Thursday, December 17, 2020

 It was a cool afternoon in Southern California, which means it was in the upper 70's and the sun was shining brightly. Fluffy white clouds were lazily lounging in the sky, as the cool breeze rattled the backyard tchotchkes. Succulents dangled from the late-blooming jacaranda tree as I sat recalling all of the moments.

My first memories of this place, the elders sat in the fold out chairs, gathered around long 6-foot outdoor tables. They were made of metal in the 80s and my familia covered the tops of those tables with floral contact paper, then a vinyl tablecloth, adorned with doilies that presented various manteca and butter containers with varying degrees of salsa and other spicy relishes. Each of the tias would show up with large platters of their specialty comida: jalapeno poppers adorned with pickled carrots, chiles rellenos, tamales, or puffy tacos---prominently diaplayed with their own aluminum or mesh tent to ward off the moscas. And you can't forget about the fresh warm and crisp tortillas, masterfully singed around the edges, resting inside of a hand embroidered tortilla warmer, essentially a dish towel with a brightly colored blanket stitch along the border. Inside on the stove was a pot of bubbling frijoles and an even bigger pot of arroz. Earlier in the day, my two youngest bisa-tias went through each grain of rice, checking for color and inconsistencies. If it passed inspection, then it was put into the mug. If not, then it was placed in the discard bowl.

In that brightly lit kitchen, they sat across from one another at the avocado green formica table, each wearing a floral delantal with a dainty lace pocket in the shape of a heart on the right side of that cloth apron. The quiet tia carried around a golf pencil and a small notebook in that pocket. The boisterous bisa-tia talked endlessly about her novelas, her work, her marido, anything really, while the quiet bisa-tia would occasionally issue a delicate vocable and nod. Both focused in her own way at the task at hand. And once their mugs were full, they would rinse the rice, lightly saute it with oil, then add it to the already seared onion, garlic, and tomato. On low heat, it would cook until it was time to be served.

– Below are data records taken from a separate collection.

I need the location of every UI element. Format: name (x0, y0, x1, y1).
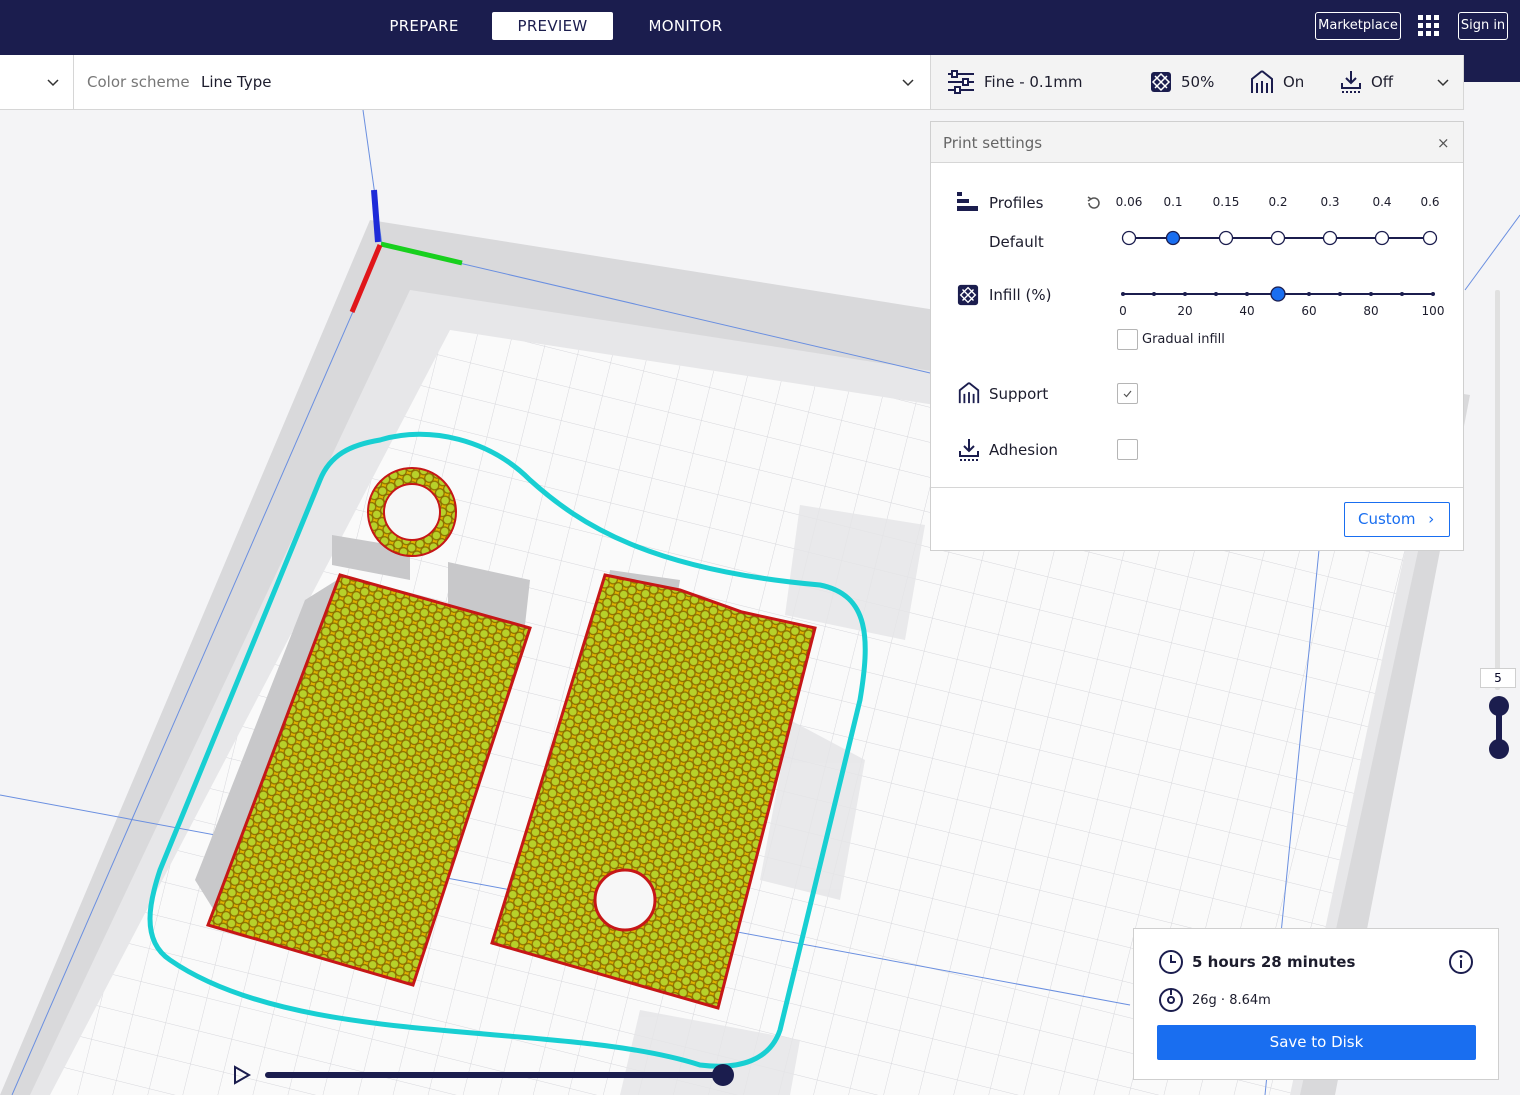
tab-preview[interactable]: PREVIEW (492, 12, 613, 40)
gradual-infill-label: Gradual infill (1142, 332, 1225, 347)
profile-slider-stop (1422, 230, 1438, 246)
top-bar: PREPARE PREVIEW MONITOR Marketplace Sign… (0, 0, 1520, 55)
infill-slider-dot (1431, 292, 1435, 296)
clock-icon (1159, 950, 1183, 974)
profile-slider-stop (1218, 230, 1234, 246)
profile-tick-label: 0.15 (1212, 195, 1240, 209)
layer-value-box[interactable]: 5 (1480, 668, 1516, 688)
material-usage: 26g · 8.64m (1192, 993, 1271, 1008)
adhesion-icon (959, 439, 979, 461)
layer-slider-track[interactable] (1495, 290, 1500, 690)
print-estimate-panel: 5 hours 28 minutes 26g · 8.64m Save to D… (1133, 928, 1499, 1080)
tab-monitor[interactable]: MONITOR (628, 12, 743, 40)
infill-slider-dot (1400, 292, 1404, 296)
profiles-icon (957, 192, 978, 211)
adhesion-icon (1341, 71, 1361, 93)
adhesion-value: Off (1371, 73, 1394, 91)
infill-slider-dot (1245, 292, 1249, 296)
gradual-infill-checkbox[interactable] (1117, 329, 1138, 350)
chevron-down-icon[interactable] (902, 79, 914, 87)
infill-tick-label: 40 (1239, 304, 1255, 318)
settings-sliders-icon (948, 70, 974, 94)
upper-layer-handle (1489, 696, 1509, 716)
view-options-bar: Color scheme Line Type (0, 55, 930, 110)
infill-tick-label: 80 (1363, 304, 1379, 318)
profile-slider-stop (1322, 230, 1338, 246)
info-icon[interactable] (1448, 949, 1474, 975)
infill-slider-dot (1338, 292, 1342, 296)
adhesion-summary[interactable]: Off (1339, 55, 1393, 109)
adhesion-label: Adhesion (989, 441, 1058, 459)
infill-tick-label: 0 (1119, 304, 1127, 318)
infill-tick-label: 100 (1421, 304, 1445, 318)
layer-slider-handles[interactable] (1486, 695, 1512, 761)
profile-tick-label: 0.4 (1372, 195, 1392, 209)
topbar-extension (1464, 55, 1520, 82)
support-summary[interactable]: On (1249, 55, 1304, 109)
profile-slider-handle (1165, 230, 1181, 246)
reset-icon[interactable] (1086, 195, 1102, 211)
profile-slider-stop (1374, 230, 1390, 246)
print-time: 5 hours 28 minutes (1192, 953, 1356, 971)
infill-slider-dot (1369, 292, 1373, 296)
color-scheme-dropdown[interactable]: Line Type (201, 73, 271, 91)
profiles-label: Profiles (989, 194, 1044, 212)
profile-slider-stop (1121, 230, 1137, 246)
profile-slider-stop (1270, 230, 1286, 246)
sign-in-button[interactable]: Sign in (1458, 12, 1508, 40)
custom-button-label: Custom (1358, 510, 1416, 528)
save-to-disk-button[interactable]: Save to Disk (1157, 1025, 1476, 1060)
support-value: On (1283, 73, 1305, 91)
divider (931, 487, 1463, 488)
infill-tick-label: 60 (1301, 304, 1317, 318)
tab-prepare[interactable]: PREPARE (368, 12, 480, 40)
profile-tick-label: 0.3 (1320, 195, 1340, 209)
adhesion-checkbox[interactable] (1117, 439, 1138, 460)
profile-default-label: Default (989, 233, 1044, 251)
infill-summary[interactable]: 50% (1149, 55, 1214, 109)
profile-tick-label: 0.2 (1268, 195, 1288, 209)
support-icon (1251, 70, 1273, 93)
marketplace-button[interactable]: Marketplace (1315, 12, 1401, 40)
profile-tick-label: 0.06 (1115, 195, 1143, 209)
profile-value: Fine - 0.1mm (984, 73, 1083, 91)
chevron-down-icon[interactable] (1437, 79, 1449, 87)
path-slider[interactable] (228, 1060, 748, 1090)
infill-slider-handle (1270, 286, 1286, 302)
support-label: Support (989, 385, 1049, 403)
lower-layer-handle (1489, 739, 1509, 759)
profile-summary[interactable]: Fine - 0.1mm (946, 55, 1082, 109)
panel-title-bar: Print settings × (931, 122, 1463, 163)
infill-slider-dot (1307, 292, 1311, 296)
infill-slider-dot (1183, 292, 1187, 296)
chevron-down-icon (47, 79, 59, 87)
support-checkbox[interactable] (1117, 383, 1138, 404)
infill-slider-dot (1214, 292, 1218, 296)
infill-icon (1151, 72, 1171, 92)
profile-tick-label: 0.1 (1163, 195, 1183, 209)
infill-slider-dot (1121, 292, 1125, 296)
infill-value: 50% (1181, 73, 1215, 91)
infill-label: Infill (%) (989, 286, 1052, 304)
infill-tick-label: 20 (1177, 304, 1193, 318)
custom-settings-button[interactable]: Custom › (1344, 502, 1450, 537)
print-settings-header[interactable]: Fine - 0.1mm 50% On Off (930, 55, 1464, 110)
check-icon (1123, 390, 1132, 398)
profile-tick-label: 0.6 (1420, 195, 1440, 209)
layer-height-slider[interactable] (1111, 222, 1451, 254)
support-icon (958, 382, 980, 404)
path-slider-handle (712, 1064, 734, 1086)
infill-slider[interactable] (1111, 282, 1451, 306)
view-type-dropdown[interactable] (0, 55, 74, 109)
play-icon (234, 1065, 252, 1085)
spool-icon (1159, 988, 1183, 1012)
infill-slider-dot (1152, 292, 1156, 296)
infill-icon (957, 284, 979, 306)
chevron-right-icon: › (1428, 510, 1435, 528)
apps-grid-icon[interactable] (1418, 15, 1440, 37)
color-scheme-label: Color scheme (87, 73, 190, 91)
print-settings-panel: Print settings × Profiles Default 0.06 0.… (930, 121, 1464, 551)
panel-title: Print settings (943, 134, 1043, 152)
close-icon[interactable]: × (1437, 134, 1450, 152)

La gente would arrive and dar saludos a todos, then settle in at their respective chairs in the backyard patio under the blue shaded tarp. All of the adults had their favorite seats around the gathering table. A mish mash of both metal and folding chairs, some of the chairs at least half a century old. 

The expansive yard housed many types of trees and other vegetation. A visual and olfactory playground for a curious child. Strawberries, Lemon trees, tomatoes, as well as a variety of hierbas like laureles, tomillo, and sabia. These herbs were difficult to find as an adult because I didn't know the English words and it took some time for me to locate a Mexican market to fill my pantry. 

These things would become part of the sacred language that only emerged from others who I'd known from that time. The vocabulary dormant until I was physically placed in that area. Words I spoke as an adult, understanding the mis-pronunciation because the last time the phrases were uttered I was a small child, nestled next to the hip of my bisa-tias. I was a quiet child, conservative with my trust, but when I felt a connection, it was often difficult to wrestle me away. God Bless my tias for their patience with me and for teaching me so many things that I would later learn served to strengthen the foundation for the rest of my life.